You know, I never understood Matthew's genealogy--it's such an obvious flaw given that only a few paragraphs later we have Joseph freaking out 'cause the kid isn't his. Luke does this too, though he at least says that Joseph isn't really his father, and thus kinda invalidates the entire genealogy; and I always thought it was funny that he calls Adam the son of God.

tou-mou said...

Actually, in that time and place most women would've been married by 21. A 21-year-old virgin in ancient times probably would have some sort of disability. They started young then because mortality rates were high. (Heck, both my grandmothers even married at 16.)

Vertalio said...

But, but...the Bible was written by God, or at least whispered by God into the ears of the Disciples, or into the ears of the guys who wrote the Gospels a generation or two later, or maybe into Paul's ear on the road to Damascus and he contracted the Gospels, or maybe my head is spinning.

And how about that earthquake that split the Temple and opened tombs that the dead walked among the living?
How come only one Gospel mentions that detail?

But then, this is a religion that teaches small children that God kills his only child, a bastard at that, to teach we mortals a lesson.
So raping a 14-year-old isn't bad by comparison. Sorta.

Anonymous said...

Hehe, good pagan blog with a sense of humor.

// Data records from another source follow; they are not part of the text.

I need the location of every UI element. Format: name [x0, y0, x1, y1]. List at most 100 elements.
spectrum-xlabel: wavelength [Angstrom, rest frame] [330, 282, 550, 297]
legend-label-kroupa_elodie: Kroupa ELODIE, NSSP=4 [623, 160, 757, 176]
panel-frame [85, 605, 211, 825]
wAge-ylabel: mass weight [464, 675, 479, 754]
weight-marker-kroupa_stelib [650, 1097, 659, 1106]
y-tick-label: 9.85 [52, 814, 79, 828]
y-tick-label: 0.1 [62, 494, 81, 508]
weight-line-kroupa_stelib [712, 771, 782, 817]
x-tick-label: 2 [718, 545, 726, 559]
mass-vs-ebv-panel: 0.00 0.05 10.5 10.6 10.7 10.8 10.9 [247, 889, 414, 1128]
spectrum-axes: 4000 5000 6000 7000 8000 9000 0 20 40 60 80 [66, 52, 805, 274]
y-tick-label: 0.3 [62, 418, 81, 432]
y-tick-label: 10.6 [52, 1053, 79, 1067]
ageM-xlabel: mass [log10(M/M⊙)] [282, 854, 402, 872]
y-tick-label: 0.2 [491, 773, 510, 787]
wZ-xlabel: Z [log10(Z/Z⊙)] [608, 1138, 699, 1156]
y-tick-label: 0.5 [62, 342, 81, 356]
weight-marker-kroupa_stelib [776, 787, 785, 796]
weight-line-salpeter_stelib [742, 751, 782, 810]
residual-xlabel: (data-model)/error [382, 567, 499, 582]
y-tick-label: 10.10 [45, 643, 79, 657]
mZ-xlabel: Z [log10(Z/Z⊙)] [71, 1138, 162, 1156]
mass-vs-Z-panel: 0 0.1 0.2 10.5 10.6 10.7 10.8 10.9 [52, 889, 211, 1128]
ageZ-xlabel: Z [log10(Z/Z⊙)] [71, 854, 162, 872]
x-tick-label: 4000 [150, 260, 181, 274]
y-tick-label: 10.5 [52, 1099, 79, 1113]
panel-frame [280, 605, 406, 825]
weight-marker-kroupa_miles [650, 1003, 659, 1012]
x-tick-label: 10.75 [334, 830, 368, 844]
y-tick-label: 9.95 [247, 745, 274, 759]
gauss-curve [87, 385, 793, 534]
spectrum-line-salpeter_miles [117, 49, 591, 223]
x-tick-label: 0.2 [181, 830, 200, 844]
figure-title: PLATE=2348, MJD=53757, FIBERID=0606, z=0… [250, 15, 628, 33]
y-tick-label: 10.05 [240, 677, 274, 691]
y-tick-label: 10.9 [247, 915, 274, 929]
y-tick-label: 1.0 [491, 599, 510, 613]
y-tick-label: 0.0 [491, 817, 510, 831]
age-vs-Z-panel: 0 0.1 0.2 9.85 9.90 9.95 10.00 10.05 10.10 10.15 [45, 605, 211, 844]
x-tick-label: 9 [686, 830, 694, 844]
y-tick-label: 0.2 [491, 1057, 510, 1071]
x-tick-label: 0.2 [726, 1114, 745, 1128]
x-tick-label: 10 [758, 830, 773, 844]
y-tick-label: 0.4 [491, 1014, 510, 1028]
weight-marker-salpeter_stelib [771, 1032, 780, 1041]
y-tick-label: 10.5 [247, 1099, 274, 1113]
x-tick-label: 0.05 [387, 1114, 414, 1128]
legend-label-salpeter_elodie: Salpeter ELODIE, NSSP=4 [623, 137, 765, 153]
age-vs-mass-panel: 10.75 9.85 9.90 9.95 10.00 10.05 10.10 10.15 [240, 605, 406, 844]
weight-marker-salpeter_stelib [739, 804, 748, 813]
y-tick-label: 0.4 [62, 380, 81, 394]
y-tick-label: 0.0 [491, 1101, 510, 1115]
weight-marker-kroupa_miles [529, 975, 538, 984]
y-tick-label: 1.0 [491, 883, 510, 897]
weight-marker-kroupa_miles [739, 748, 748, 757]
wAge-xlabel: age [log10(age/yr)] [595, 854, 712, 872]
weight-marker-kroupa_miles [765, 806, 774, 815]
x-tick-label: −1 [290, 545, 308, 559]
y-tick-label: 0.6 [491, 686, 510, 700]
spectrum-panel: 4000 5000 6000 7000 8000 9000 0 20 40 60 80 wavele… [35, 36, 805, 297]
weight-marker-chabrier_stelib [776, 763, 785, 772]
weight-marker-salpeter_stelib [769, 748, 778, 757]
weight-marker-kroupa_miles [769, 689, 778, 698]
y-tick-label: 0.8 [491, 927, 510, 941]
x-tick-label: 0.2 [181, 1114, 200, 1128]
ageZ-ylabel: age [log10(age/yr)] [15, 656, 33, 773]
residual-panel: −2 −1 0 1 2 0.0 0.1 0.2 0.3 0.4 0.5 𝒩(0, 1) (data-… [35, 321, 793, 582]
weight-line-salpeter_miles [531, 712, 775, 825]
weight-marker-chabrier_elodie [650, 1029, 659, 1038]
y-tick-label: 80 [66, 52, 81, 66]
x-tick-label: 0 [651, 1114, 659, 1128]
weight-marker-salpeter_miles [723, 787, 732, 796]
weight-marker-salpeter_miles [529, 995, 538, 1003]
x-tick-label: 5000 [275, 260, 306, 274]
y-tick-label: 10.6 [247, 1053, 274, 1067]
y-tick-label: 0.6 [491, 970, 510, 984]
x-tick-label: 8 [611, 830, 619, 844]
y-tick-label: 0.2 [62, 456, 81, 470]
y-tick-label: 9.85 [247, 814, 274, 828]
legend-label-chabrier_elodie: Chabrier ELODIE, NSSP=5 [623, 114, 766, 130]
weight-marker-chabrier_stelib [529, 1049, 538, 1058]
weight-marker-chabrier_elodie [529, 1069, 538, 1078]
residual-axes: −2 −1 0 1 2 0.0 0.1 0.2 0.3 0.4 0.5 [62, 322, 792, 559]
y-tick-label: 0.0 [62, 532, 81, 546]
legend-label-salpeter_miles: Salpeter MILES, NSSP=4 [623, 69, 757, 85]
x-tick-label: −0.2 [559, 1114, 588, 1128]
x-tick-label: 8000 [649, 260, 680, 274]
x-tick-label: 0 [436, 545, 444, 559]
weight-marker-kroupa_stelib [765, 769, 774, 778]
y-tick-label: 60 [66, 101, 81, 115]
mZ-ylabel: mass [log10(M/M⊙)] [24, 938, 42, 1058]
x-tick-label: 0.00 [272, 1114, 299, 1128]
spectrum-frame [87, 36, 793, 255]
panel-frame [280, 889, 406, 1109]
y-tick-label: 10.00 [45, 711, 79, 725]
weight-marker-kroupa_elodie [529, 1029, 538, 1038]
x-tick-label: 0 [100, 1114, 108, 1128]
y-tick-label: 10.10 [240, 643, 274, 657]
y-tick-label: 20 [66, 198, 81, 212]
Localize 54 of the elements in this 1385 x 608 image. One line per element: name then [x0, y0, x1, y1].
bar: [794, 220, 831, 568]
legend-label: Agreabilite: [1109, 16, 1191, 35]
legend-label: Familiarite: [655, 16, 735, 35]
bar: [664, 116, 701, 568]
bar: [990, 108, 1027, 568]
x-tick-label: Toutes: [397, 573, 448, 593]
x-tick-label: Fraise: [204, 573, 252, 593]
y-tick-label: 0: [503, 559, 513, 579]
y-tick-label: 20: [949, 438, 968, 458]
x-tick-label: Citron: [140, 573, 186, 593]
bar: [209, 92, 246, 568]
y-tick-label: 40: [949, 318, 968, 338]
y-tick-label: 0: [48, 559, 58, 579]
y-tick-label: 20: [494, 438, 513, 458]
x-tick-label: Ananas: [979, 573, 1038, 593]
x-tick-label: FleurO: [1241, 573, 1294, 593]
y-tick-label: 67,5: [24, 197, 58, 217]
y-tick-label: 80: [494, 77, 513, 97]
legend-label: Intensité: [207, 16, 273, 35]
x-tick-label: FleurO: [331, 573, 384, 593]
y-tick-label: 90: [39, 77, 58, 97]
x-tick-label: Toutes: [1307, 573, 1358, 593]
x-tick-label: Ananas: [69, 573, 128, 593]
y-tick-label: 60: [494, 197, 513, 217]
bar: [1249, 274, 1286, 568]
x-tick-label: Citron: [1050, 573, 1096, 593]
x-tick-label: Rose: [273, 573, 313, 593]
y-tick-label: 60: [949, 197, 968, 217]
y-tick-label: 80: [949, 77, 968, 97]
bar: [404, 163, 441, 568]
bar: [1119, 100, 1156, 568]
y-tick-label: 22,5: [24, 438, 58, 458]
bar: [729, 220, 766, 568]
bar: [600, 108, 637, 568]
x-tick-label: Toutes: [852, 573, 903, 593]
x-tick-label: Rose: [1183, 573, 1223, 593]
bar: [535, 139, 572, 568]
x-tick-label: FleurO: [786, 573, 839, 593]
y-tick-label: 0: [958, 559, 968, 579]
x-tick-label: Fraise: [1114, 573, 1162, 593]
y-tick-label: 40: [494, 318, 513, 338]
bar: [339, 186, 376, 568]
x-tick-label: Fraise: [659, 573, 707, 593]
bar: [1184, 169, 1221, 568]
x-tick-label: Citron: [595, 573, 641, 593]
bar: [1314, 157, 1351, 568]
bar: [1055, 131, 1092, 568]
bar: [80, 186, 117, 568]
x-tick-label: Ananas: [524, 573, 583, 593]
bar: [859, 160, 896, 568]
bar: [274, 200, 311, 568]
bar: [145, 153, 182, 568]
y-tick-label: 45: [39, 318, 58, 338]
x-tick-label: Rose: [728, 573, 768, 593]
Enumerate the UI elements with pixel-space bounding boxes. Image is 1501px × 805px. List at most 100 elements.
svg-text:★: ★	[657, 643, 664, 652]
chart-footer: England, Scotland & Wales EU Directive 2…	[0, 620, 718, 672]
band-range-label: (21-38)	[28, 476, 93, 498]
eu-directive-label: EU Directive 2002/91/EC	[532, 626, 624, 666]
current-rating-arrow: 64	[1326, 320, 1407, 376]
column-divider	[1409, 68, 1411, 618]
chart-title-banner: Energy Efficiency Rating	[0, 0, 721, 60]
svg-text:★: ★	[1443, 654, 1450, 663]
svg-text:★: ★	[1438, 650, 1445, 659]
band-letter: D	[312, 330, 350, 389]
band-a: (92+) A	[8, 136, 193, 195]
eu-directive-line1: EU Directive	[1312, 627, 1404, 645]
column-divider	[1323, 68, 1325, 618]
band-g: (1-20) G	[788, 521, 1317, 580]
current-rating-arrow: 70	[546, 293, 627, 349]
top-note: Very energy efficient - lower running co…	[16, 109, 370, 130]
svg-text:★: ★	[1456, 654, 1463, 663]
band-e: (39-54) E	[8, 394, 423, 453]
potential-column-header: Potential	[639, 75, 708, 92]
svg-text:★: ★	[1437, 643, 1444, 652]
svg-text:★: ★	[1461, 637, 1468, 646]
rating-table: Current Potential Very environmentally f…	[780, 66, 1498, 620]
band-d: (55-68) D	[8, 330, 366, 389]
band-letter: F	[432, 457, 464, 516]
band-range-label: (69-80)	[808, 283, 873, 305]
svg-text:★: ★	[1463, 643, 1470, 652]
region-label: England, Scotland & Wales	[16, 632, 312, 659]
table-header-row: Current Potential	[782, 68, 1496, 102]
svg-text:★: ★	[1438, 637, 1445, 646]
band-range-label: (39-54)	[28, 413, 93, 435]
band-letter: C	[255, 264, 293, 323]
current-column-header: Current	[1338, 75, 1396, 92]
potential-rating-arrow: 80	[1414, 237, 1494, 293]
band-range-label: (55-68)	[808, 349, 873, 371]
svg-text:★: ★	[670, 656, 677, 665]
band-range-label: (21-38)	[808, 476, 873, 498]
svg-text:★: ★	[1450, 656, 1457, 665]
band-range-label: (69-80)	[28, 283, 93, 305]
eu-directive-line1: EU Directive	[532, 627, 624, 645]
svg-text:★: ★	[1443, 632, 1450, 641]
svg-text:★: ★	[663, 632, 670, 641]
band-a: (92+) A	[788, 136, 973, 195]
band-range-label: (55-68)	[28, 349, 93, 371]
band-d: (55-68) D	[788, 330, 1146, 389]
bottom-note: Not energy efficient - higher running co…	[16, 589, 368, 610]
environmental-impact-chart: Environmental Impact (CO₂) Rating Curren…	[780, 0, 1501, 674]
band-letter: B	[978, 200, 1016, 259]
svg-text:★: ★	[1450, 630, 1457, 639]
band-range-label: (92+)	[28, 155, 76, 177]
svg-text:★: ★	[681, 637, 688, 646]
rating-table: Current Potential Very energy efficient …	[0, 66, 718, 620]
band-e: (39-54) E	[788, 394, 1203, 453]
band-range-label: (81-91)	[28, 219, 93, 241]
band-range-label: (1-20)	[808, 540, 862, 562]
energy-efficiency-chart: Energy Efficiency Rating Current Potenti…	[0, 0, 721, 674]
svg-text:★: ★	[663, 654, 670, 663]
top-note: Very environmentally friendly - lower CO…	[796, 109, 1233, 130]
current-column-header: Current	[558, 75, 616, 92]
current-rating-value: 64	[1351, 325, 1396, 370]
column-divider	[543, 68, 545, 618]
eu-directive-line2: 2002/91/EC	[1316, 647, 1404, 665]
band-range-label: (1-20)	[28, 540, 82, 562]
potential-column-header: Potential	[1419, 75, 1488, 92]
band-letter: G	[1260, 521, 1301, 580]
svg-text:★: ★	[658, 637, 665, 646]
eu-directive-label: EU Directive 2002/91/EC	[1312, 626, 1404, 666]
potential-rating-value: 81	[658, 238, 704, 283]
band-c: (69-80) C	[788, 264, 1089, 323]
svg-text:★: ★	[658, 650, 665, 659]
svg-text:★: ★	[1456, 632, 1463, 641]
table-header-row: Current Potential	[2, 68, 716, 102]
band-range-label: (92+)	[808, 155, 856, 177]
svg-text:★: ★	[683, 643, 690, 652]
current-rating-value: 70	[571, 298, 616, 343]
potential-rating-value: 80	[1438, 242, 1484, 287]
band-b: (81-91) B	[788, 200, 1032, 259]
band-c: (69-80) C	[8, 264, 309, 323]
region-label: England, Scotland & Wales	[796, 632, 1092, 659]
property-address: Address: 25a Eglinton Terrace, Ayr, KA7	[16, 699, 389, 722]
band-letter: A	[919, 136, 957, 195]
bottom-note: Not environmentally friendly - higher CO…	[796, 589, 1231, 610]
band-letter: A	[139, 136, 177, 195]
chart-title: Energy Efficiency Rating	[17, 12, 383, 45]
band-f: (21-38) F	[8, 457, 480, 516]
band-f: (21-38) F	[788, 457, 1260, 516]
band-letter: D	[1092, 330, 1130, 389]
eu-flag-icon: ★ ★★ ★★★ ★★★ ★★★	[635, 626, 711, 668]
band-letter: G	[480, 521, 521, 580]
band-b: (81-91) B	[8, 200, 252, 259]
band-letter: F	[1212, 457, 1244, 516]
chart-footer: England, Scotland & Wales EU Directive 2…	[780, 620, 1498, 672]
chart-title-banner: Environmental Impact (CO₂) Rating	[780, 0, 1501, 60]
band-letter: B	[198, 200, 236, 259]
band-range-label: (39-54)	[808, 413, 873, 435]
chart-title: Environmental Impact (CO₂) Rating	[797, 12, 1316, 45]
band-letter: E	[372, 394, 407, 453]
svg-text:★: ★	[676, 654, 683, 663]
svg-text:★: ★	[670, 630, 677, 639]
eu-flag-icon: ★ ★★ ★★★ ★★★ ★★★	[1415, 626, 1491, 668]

My Christian Armenian grandmothers were married off at age 14 and 15 respectively, shipped over from Ankara Turkey to the U.S. to their 40-something year old husbands.

Paxton said...

"But then, this is a religion that teaches small children that God kills his only child, a bastard at that, to teach we mortals a lesson.
So raping a 14-year-old isn't bad by comparison. Sorta."

As much fun as it is to recast stories in different molds so that you can ramp up the scorn, you'd do better to attack the story that is actually told, as opposed to your conveniently demonized version.

As to the danger of the birth, as I understand it childbirth is always dangerous and even moreso in those times. But it's hardly counterintuitive to suppose that the Creator could see that Mary had a safe birth. (At this point a discussion could open up about that same Creator also being responsible for those who die in childbirth...but that discussion of the Good Lord Givething and Takething Away would not fit in this little box =).

I just think it's dishonest and unfair to say that the Virgin Birth contradicts Intelligent Design. The idea of God "taking a chance" is where you're getting stuck -- as if he had power over the conception but not the delivery.

The genealogy thing has always confuzzled me too. Maybe it has something to do with families and inheritance and stuff in Israelite culture? I don't really know much about it.

Anne Johnson said...

Paxton, I hope you realize that my tongue is always in my cheek when I write like this. However, I'm glad you do pause for a moment and consider some of the incongruities in the Bible. As a Druid, I'm proud to be part of a religion that has no written tradition. King Arthur doesn't count.